January 15, 2009
「火車」宮部みゆき著
ここら辺りで、昨年書ききれなかった本の感想を
幾つかまとめておこうと思っています。
まずは、大好きな作家宮部さんの90年代前半の名作から。
【火車(かしゃ)】宮部みゆき著/新潮社
単行本 1992年7月発行/双葉社
文庫本 1998年2月発行/新潮社
火車 (新潮文庫)
宮部みゆきさんの現代ミステリーの初期の名作として、いまだに著者のNo.1として本書を挙げる方も多い人気作品です。(第6回山本周五郎賞受賞)
休職中の本間刑事は、自らの過去を清算して他人に成り済まして生きる女性の行方を追いかけます。成り行きは遠戚の婚約者の失踪からでしたが、ひとりの女性の謎の人生の一端を踏んでしまうこととなります。
変わっている点は、主人公の目的が"犯人逮捕"的なものではなく、あくまでも"捜索"であり人探しです。そこに新たな事件が起こる訳でも何でもありません。捜索の行きがかり上、二人の女性の過去を辿ることになるのですが、すり代わった者とすり代えられた者、それぞれの数奇で壮絶な人生が浮かび上がってきます。
軸となる失踪女性の過去に、"カード破産"をしていたという事実が浮かびあがります。
1980年代から90年初めにかけて、"カード破産"と言えば、借りた側の責任問題であるという認識が一般的だった時代の話です。ただし、一括りに"自己責任"では片付けられません。法外な金利、執拗な取立て、債務超過者のたらい回しなど(闇金含む)悪質な業者による"アリ地獄"のごとき罠が弱者を待ち受けている状況でした。カード破産が社会問題として話題となり、貸付け条件やグレーゾーン金利に対する法改正が進んだのはほんの数年前(2006年頃)からということを忘れてはいけないと思います。物語中の一旦でも触れられていますが、決して他人事じゃなく、気づかないようで、この辺りの法律に助けられてる方も実は多いはずなのです。

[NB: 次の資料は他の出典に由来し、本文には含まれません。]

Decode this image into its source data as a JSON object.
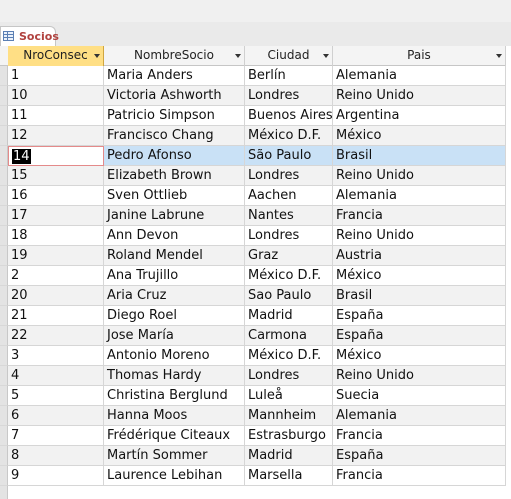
{
  "tab": {
    "label": "Socios",
    "icon": "table-icon"
  },
  "columns": [
    "NroConsec",
    "NombreSocio",
    "Ciudad",
    "Pais"
  ],
  "active_column": "NroConsec",
  "current_row": 4,
  "rows": [
    [
      "1",
      "Maria Anders",
      "Berlín",
      "Alemania"
    ],
    [
      "10",
      "Victoria Ashworth",
      "Londres",
      "Reino Unido"
    ],
    [
      "11",
      "Patricio Simpson",
      "Buenos Aires",
      "Argentina"
    ],
    [
      "12",
      "Francisco Chang",
      "México D.F.",
      "México"
    ],
    [
      "14",
      "Pedro Afonso",
      "São Paulo",
      "Brasil"
    ],
    [
      "15",
      "Elizabeth Brown",
      "Londres",
      "Reino Unido"
    ],
    [
      "16",
      "Sven Ottlieb",
      "Aachen",
      "Alemania"
    ],
    [
      "17",
      "Janine Labrune",
      "Nantes",
      "Francia"
    ],
    [
      "18",
      "Ann Devon",
      "Londres",
      "Reino Unido"
    ],
    [
      "19",
      "Roland Mendel",
      "Graz",
      "Austria"
    ],
    [
      "2",
      "Ana Trujillo",
      "México D.F.",
      "México"
    ],
    [
      "20",
      "Aria Cruz",
      "Sao Paulo",
      "Brasil"
    ],
    [
      "21",
      "Diego Roel",
      "Madrid",
      "España"
    ],
    [
      "22",
      "Jose María",
      "Carmona",
      "España"
    ],
    [
      "3",
      "Antonio Moreno",
      "México D.F.",
      "México"
    ],
    [
      "4",
      "Thomas Hardy",
      "Londres",
      "Reino Unido"
    ],
    [
      "5",
      "Christina Berglund",
      "Luleå",
      "Suecia"
    ],
    [
      "6",
      "Hanna Moos",
      "Mannheim",
      "Alemania"
    ],
    [
      "7",
      "Frédérique Citeaux",
      "Estrasburgo",
      "Francia"
    ],
    [
      "8",
      "Martín Sommer",
      "Madrid",
      "España"
    ],
    [
      "9",
      "Laurence Lebihan",
      "Marsella",
      "Francia"
    ]
  ]
}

また婚約者に失踪される男が務めていたのは大手銀行。皮肉にも、系列カード会社に婚約者の新規カード申請を依頼したことが事件の発端となりました。
一体彼女は何者か?存在すらあやふやな女性の姿を、主人公と一緒になってイメージし少しづつ形作っていくこととなります。また、行方不明な幼なじみの行方を案じる本多保の姿にも心打たれますが、こちらは悲しい結末が待っており本当にやりきれない思いです。
そして、ラストが印象的でした。
情緒が分からない僕はついつい声を漏らしてしまいます。
えっ〜〜〜〜、という感じで。
結局、本間刑事は本編中で意中の人物に会うことはないのです。
真相は是非本書をご覧下さい。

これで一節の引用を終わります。